My second objection to the article is that it is not clear to me that knowing whether something is a field or not is the critical piece of information you need. I think the following questions are probably more important:

  • What is the meaning of the variable, and what is the intended use?
  • Can it be null? Can it be negative?
  • What is its type?
  • Where else is it referenced?

And so on. Just prepending an "f" on a field reduces readability in order to avoid a simple lookup, when I believe you in general
need to know more context anyway.
And again, a tool can help you here. In NetBeans, hold down the Ctrl key (Command on the Mac) and hover over a symbol and you get help like
this:



(As a side note: I heard that at a Scala talk in JavaOne, Bill Venners was showing NetBeans through most of his talk, but he switched
to Eclipse to show one feature: Pointing at symbols show the actual inferred types of scala identifiers. Scala is as you know a statically
typed language, but uses a lot of type inference so the types aren't obvious from looking at the source. That's a very useful feature,
and I thought I'd point out that NetBeans has this feature too -- using the exact same mechanism as the above; just hold the Cmd/Ctrl key
and hover over a symbol, and you will see its type.)

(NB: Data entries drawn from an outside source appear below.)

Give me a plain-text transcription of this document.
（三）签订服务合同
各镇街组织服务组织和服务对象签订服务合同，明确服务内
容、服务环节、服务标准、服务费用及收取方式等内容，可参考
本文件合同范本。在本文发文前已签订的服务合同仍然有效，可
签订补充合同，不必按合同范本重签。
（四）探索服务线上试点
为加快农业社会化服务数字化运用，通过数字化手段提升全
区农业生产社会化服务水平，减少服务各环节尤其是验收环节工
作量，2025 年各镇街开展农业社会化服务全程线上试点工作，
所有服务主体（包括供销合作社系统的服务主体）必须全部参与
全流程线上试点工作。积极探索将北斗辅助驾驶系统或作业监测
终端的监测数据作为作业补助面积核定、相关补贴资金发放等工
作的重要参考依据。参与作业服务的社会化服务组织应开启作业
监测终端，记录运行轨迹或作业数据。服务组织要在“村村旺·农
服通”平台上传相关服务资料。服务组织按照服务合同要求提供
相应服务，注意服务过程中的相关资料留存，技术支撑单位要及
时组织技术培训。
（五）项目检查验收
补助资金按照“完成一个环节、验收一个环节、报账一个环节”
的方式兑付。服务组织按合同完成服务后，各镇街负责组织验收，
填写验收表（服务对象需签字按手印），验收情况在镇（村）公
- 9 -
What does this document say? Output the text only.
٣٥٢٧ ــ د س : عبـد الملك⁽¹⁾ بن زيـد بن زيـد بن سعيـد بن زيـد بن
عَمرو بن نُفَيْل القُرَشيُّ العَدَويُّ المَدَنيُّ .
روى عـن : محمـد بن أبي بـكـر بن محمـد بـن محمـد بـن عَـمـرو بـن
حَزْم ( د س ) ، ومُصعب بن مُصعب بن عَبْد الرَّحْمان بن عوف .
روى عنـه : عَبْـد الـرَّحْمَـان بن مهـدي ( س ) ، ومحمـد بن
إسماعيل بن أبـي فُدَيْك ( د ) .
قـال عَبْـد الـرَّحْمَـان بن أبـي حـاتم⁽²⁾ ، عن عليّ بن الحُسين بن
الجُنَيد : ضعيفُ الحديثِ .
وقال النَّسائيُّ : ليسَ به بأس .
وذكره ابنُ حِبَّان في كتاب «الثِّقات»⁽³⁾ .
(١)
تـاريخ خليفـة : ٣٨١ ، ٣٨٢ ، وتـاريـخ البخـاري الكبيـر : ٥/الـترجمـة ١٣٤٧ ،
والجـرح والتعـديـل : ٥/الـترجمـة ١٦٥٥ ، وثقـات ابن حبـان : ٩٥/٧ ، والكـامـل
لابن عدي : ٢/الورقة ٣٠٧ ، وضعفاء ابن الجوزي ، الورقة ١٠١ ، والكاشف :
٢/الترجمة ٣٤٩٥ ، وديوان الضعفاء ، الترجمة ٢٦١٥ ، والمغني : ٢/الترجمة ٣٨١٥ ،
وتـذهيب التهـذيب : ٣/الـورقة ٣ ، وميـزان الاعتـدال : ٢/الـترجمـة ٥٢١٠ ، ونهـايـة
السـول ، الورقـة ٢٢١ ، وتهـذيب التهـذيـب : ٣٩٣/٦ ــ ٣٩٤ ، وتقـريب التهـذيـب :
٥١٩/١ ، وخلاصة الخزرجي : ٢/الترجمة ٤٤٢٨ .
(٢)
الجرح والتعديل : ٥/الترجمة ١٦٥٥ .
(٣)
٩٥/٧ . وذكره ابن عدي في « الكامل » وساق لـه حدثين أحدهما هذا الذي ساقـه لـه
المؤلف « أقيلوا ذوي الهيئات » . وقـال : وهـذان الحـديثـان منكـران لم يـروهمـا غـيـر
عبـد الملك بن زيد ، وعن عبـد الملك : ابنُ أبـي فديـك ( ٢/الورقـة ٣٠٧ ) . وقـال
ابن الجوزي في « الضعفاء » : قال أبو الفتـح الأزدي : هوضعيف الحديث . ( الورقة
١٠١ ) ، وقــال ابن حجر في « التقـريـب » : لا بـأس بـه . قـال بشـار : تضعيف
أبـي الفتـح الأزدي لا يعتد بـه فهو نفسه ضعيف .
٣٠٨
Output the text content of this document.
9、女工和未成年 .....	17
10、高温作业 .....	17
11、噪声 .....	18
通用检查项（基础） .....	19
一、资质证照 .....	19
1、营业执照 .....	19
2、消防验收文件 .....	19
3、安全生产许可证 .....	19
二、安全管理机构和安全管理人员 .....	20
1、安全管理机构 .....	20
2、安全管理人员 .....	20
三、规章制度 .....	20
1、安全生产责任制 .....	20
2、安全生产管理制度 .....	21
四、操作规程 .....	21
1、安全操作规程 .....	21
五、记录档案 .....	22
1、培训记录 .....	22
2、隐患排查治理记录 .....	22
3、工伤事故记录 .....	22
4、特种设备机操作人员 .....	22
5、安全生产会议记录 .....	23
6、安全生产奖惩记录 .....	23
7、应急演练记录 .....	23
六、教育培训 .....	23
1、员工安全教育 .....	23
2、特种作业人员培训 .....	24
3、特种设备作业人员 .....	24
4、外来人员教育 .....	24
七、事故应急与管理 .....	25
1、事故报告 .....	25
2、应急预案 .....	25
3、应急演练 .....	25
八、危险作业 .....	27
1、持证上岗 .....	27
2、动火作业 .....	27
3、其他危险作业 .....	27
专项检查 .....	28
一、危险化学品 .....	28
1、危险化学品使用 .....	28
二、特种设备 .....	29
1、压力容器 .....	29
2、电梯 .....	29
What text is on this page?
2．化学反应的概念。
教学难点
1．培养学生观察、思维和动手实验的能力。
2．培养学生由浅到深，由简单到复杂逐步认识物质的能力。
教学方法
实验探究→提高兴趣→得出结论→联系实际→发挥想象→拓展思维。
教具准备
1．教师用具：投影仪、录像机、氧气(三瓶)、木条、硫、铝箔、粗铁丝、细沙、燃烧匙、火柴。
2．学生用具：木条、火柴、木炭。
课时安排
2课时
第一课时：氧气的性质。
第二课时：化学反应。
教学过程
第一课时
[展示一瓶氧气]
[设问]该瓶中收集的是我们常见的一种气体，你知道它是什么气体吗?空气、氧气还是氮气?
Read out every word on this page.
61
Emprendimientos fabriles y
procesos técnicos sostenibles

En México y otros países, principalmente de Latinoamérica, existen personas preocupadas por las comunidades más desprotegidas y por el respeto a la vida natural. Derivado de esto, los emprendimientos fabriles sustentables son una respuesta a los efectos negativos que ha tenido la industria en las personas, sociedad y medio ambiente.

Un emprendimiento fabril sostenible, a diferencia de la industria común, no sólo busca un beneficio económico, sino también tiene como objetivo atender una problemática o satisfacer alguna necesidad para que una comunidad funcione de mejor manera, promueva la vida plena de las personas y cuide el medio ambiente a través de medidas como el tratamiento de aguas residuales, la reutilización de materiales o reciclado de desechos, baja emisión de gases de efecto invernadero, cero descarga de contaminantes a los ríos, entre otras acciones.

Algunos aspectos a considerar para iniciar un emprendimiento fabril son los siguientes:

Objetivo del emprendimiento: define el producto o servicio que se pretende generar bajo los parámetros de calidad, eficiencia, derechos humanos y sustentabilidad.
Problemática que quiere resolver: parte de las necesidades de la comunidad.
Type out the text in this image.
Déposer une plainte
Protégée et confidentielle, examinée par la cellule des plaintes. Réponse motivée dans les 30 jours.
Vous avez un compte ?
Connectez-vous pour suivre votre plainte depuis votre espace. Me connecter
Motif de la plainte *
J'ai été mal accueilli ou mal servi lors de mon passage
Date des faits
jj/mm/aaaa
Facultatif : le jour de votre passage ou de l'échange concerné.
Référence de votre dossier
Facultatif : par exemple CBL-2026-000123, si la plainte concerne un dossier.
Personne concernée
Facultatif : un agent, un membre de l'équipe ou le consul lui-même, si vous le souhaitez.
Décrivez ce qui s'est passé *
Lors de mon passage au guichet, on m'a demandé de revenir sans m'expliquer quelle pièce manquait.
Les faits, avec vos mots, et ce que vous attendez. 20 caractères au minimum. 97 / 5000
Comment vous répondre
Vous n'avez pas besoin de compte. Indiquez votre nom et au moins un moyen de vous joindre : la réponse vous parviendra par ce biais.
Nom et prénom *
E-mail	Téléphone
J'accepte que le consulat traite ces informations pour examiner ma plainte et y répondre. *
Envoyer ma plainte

Finally, the article makes a point that you probably want to distinguish parameters as well. I agree with that, but again not by changing
the name of the parameters, but through color identification. In Ruby, JavaScript, Python etc. we do that automatically in NetBeans - parameters are orange by default. For Java, it's not enabled by default (at one point it was, but somebody determined that the source code just looked too colorful, so the default color scheme was dialed back. I was working on Ruby at the time so my colors flew under the radar... and
all GSF-based languages such as JavaScript, Python, Scala etc. now inherit that color scheme...)

You can turn this on for Java as well. Just open the preferences, and for Fonts and Colors choose the Java language, then customize the Parameter Use and Parameter Declaration values:



Some languages like Ruby use sigils, where fields start with @, globals with $, symbols with : and so on. I don't have a problem with that
since I don't think these are as obtrusive as -letters- in variable names.

If you are reading code on paper, or with an editor that doesn't support semantic highlighting, you are voluntarily handicapping yourself.